Mali’s top diplomat, Abdoulaye Diop, told the UN Security Council on Friday that the United Nations peacekeeping mission, which Germany participates in, had failed and that the troops must leave.
Diop said the mission, known as Multidimensional Integrated Stabilization Mission (MINUSMA), had not been able to respond adequately to the tense security situation.
MINUSMA was deployed in 2013 to support efforts to restore stability in Mali, which has endured an Islamic insurgency for years. Its mandate is up for renewal at the end of the month.
More than 12,000 soldiers take part in the multinational mission, including hundreds of German soldiers. In November it was decided by Berlin that the German military deployment would end by May 2024.
“Realism means noting the failure of MINUSMA, whose mandate is no longer up to facing the security challenges in the country,” Diop said in New York.

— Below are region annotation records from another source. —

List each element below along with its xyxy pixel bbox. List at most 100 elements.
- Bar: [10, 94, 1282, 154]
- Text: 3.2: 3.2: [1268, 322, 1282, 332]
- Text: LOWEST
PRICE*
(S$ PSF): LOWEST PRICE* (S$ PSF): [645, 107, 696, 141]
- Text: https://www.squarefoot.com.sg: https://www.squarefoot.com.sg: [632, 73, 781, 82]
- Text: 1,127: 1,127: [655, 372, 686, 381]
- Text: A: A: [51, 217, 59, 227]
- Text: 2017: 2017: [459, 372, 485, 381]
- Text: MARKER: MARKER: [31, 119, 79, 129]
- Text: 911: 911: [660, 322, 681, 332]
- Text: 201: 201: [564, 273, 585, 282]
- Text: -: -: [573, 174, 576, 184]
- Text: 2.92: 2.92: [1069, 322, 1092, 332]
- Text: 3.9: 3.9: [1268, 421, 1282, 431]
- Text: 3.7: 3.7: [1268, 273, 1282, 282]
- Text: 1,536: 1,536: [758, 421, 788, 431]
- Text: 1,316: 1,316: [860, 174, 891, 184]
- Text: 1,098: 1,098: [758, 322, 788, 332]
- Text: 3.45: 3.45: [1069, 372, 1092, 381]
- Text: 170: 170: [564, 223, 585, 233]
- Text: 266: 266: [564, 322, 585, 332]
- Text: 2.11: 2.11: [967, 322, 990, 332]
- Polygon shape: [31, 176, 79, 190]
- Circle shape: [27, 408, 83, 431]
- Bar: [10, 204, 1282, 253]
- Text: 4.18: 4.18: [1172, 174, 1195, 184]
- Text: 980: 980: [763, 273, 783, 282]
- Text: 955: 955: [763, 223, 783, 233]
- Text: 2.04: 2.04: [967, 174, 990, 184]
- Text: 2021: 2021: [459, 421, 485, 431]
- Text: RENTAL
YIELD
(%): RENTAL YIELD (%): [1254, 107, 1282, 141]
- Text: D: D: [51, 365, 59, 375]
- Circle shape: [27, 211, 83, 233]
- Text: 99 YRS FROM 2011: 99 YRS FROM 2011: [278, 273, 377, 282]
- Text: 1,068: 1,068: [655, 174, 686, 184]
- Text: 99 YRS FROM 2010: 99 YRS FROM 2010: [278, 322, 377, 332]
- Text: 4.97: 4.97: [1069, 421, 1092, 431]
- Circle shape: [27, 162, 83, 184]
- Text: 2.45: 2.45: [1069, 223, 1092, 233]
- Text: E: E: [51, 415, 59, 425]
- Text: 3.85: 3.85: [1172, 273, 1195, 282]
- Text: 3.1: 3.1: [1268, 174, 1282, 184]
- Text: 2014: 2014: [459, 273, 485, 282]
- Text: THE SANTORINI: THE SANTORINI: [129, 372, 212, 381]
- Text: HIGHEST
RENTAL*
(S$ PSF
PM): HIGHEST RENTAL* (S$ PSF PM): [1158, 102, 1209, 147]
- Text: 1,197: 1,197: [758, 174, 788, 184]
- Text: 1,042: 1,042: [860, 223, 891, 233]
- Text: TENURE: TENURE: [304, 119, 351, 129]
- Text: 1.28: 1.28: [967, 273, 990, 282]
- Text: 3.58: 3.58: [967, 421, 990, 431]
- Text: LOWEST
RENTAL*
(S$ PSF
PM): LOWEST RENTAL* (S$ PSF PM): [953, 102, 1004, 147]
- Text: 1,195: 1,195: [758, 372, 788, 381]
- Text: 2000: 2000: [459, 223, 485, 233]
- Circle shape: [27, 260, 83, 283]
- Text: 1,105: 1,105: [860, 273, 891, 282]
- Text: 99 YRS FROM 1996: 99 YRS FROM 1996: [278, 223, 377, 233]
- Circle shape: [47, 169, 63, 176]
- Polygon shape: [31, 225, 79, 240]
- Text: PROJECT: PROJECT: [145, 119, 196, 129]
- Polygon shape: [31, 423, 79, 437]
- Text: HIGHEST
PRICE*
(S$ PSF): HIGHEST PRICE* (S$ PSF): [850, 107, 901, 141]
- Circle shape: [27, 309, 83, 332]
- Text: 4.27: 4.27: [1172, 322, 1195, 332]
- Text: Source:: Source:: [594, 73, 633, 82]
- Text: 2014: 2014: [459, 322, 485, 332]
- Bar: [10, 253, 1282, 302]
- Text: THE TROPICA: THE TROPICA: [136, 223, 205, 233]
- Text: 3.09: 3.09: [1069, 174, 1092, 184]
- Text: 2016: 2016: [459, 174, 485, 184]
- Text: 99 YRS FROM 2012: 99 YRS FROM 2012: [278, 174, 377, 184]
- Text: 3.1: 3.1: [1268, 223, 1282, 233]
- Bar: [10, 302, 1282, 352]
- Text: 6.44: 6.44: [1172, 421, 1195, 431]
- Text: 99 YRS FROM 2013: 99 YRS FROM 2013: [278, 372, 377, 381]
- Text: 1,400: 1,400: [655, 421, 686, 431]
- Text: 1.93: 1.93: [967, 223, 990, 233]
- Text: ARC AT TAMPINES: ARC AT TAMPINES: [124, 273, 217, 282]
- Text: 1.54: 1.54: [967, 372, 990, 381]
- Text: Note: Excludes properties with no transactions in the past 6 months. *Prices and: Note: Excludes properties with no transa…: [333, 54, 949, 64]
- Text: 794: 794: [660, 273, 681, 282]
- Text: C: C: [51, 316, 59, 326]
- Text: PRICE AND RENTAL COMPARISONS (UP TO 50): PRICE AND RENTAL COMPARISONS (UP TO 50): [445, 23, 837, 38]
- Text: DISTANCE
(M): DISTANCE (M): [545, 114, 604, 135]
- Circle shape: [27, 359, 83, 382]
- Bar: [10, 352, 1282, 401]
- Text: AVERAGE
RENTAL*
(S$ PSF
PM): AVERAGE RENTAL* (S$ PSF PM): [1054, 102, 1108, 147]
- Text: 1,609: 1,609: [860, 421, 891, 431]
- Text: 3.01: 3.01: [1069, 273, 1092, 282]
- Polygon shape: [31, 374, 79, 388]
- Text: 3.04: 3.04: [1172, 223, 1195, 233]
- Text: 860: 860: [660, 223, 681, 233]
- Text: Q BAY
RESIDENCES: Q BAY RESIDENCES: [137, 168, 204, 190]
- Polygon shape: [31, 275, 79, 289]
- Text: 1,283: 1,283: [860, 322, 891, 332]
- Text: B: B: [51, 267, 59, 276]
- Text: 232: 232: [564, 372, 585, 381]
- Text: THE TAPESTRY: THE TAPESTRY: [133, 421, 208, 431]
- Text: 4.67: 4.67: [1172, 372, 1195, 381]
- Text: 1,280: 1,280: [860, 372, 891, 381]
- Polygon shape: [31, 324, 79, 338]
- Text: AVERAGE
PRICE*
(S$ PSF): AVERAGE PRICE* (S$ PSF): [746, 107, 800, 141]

“MINUSMA seems to have become a part of the problem in fuelling inter-community tensions exacerbated by allegations of extreme gravity which are extremely harmful to peace, reconciliation, and to national cohesion,” Diop added.
Tensions between Mali and Western powers with a presence in the country have been growing.
Mali’s junta maintains close contact with Russia and is reported to have hired the Wagner Group of Russian mercenaries.
In response, France, the former colonial power, terminated its counterterrorism operation in Mali and withdrew its forces last year.
In Berlin, a spokeswoman for the Defence Ministry said that the government would support negotiations between the UN and Mali about the future of MINUSMA, while noting that Germany had already announced it would leave the country next year.
“That the Malian transition government and Russia will use the upcoming extension of the UN mandate to make political capital out of it does not surprise us. Our interest remains an orderly withdrawal.”
Since the start of the mission in 2013, around 170 peacekeepers have been killed, making it one of the most dangerous UN operations in the world.
Islamist terrorist groups have also been active in the north and centre of the country for more than a decade.
The Malian military seized power from a transitional government in 2021, pledging initially to hold elections in February 2022.
But these were later cancelled, with the military setting a time frame of five years to hold a democratic vote.
A referendum on a new constitution is to be held on Sunday that aims to pave the way for democratic elections in February 2024.